Recently, discrete models have played a prominent role in the development of next-generation materials or metamaterials, leading to media capable of counter-intuitive dynamic effects such as focusing, negative refraction and cloaking, to name only a few. Other models of structured media, having innovative applications in a variety of industries, include those of rationally combined continuous materials and those with predefined or random microstructures.
Wave propagation in structured media can lead, however, to unfeasible deformations, producing the initiation and propagation of failure. The latter, coupled with dynamic phenomena, presents an important and challenging problem. The subsequent study can reveal fundamental information about the structure’s influence on failure and phase transition processes, which includes associated propagation regimes.
Further, continuous and discrete material models are interconnected in the framework of numerical modelling. Continuous models in, say, acoustics or elasticity are frequently solved via space discretisation leading to discrete problems. This means that some “lattice effects” are picked up in the solution which never appear in the corresponding continuous models. Understanding the role of discrete models in dealing with complicated singularities of domains and the boundary conditions posed presents significant challenges in creating robust and accurate numerical models of continuous processes.
The applicability of continuous and discrete models of structured materials continues to widen, with more recent applications appearing in civil engineering, manufacturing, the nuclear and electrical industries, and healthcare.
The mini-symposium intends to bring together established world-class experts with a newer generation of researchers working on understanding dynamic phenomena and transition processes in structured materials and establishing techniques to control associated phenomena.
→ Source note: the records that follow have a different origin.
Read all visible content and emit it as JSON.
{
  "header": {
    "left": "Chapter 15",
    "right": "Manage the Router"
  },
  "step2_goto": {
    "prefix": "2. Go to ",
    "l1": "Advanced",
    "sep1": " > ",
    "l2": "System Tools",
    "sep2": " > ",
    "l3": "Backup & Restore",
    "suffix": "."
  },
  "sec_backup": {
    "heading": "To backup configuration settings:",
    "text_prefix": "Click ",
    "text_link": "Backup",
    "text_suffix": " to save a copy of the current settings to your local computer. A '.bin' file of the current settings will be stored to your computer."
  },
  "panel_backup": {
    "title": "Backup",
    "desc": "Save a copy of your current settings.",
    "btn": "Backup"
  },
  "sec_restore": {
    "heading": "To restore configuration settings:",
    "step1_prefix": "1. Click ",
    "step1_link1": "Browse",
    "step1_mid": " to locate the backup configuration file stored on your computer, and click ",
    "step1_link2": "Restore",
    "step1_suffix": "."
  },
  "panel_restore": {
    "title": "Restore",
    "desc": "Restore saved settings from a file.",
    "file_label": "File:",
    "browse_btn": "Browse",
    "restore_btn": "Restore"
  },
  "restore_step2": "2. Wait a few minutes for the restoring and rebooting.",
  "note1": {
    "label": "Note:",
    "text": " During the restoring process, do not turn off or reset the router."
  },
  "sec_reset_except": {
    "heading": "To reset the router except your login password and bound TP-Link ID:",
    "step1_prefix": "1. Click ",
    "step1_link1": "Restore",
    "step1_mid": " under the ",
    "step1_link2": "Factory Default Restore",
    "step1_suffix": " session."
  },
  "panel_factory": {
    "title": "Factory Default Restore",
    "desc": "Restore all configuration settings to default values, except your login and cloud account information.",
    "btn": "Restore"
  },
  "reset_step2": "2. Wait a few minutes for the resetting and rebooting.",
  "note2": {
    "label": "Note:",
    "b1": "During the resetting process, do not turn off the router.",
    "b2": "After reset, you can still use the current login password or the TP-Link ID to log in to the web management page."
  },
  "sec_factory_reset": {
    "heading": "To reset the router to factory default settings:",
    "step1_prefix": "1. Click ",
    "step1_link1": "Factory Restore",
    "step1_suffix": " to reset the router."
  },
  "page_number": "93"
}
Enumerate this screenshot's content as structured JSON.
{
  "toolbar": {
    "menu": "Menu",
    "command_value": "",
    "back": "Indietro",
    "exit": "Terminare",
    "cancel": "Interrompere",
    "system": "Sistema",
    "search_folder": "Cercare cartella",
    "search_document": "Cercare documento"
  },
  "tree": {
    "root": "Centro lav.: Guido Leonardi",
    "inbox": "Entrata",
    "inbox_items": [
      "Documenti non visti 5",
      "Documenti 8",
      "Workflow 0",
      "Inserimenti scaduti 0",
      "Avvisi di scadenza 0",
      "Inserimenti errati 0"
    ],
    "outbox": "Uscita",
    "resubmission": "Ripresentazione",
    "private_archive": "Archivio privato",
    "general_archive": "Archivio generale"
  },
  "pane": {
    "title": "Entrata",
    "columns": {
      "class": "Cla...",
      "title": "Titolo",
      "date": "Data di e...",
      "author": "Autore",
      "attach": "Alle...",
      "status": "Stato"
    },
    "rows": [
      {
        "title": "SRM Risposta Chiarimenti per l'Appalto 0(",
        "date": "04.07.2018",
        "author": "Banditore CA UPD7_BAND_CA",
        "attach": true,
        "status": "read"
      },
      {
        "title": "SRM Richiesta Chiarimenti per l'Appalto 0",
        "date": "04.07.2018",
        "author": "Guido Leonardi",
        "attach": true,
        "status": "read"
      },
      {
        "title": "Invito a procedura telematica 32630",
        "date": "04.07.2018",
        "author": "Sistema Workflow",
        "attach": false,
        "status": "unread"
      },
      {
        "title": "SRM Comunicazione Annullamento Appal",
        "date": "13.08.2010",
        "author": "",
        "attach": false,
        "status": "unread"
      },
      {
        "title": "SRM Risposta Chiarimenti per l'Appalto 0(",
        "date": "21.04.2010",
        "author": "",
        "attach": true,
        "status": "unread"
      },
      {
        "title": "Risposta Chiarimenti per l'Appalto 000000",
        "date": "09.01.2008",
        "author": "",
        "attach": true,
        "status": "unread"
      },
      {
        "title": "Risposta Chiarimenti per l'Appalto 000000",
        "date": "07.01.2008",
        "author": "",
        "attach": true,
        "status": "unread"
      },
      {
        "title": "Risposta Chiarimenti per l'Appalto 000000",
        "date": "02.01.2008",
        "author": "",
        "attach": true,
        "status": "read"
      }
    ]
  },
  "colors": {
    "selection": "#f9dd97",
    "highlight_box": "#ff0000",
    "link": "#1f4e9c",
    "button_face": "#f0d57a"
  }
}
Some topics in this mini-symposium, which will stimulate professional discussions and potential future collaborations, include:
General dynamic effects in structured materials,
Various lattices with defects,
Wave transmission and localization,
Dynamic phase transition and non-equilibrium materials,
Ordered regimes of dynamic lattice transformation,
Accurate discrete models for continuous processes,
Catastrophic failure and fracture propagation,
Slow dynamic processes, fatigue,
Macrolevel models for lattice materials,
Rational design of continuous or discrete structured media with innovative responses.